Shinta berusaha berlari ke tempat Paskalia terikat. Tapi kedua kakinya terasa tidak mampu lagi digerakan lebih dekat. Bagaimanapun dia mencoba, tetap tidak bisa. Akhirnya dia hanya bisa menatap Paskalia yang terikat tidak berdaya di tiang itu.
Beberapa saat kemudian, tampak kerumunan orang itu mengangkat tubuh Paskalia yang masih terikat dan membawanya ke suatu arah. Anehnya, justru pada saat itu Shinta mendapati kakinya kembali bisa digerakkan.
Tanpa ragu dan tanpa menunggu lebih lama, ia pun segera melangkah mengikuti jejak rombongan itu, berusaha menyingkap ke mana mereka akan membawa Paskalia.
Rupanya tubuh Paskalia di bawa menuju sebuah lubang yang cukup dalam. Lubang itu masih baru, karena tampak jelas tanahnya masih berwarna kuning kemerahan. Lebarnya sekitar satu meter dan dalamnya sekitar empat meter jika diukur dengan ukuran sekarang.
Kemudian kerumunan orang itu lalu bersorak sorai dan mengeluarkan kata-kata dalam sebuah Bahasa daerah yang sama sekali tidak di mengerti oleh Shinta.

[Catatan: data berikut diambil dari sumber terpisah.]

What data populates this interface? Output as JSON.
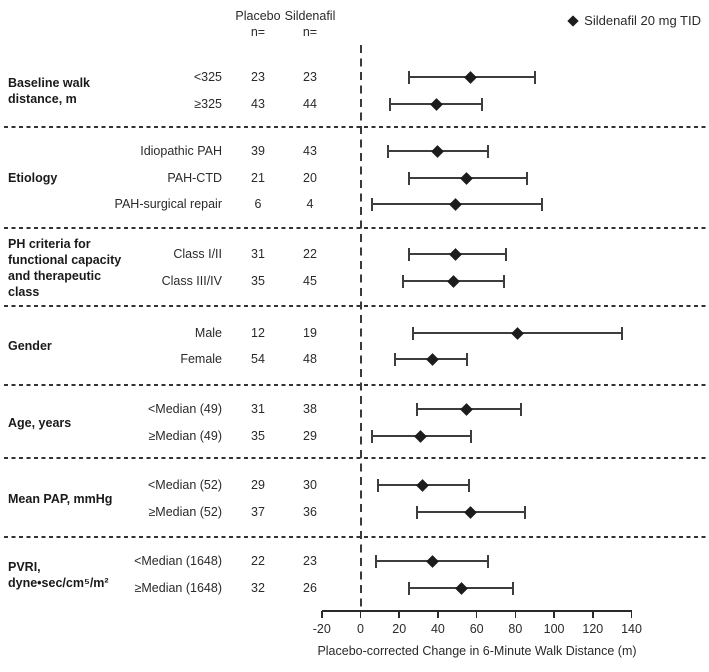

Mereka juga melakukan gerakan seperti sebuah tarian perang. Mereka berteriak riuh rendah, di pinggang tergantung mandau dengan segala asesoriesnya. Tangan mereka ada yang memegang perisai dan ada juga yang menenteng tombak pusaka.
Semuanya tampak waspada dan beringas. Lalu mereka secara beramai-ramai membuat gerakan mengelililingi lobang besar itu sebanyak tujuh kali, diiringi sebuah alunan suara dengan Bahasa yang asing tadi dengan nada panjang dan diakhiri sebuah pekikan serentak yang keras membahana.
Tak lama kemudian tubuh Paskalia dilemparkan ke dalam lubang itu dan saat berikutnya beberapa orang laki-laki dengan tubuh kekar mengangkat sebuah tiang yang sebesar tiga kali pelukan orang dewasa dan panjangnya lebih dari tiga gagang tombak.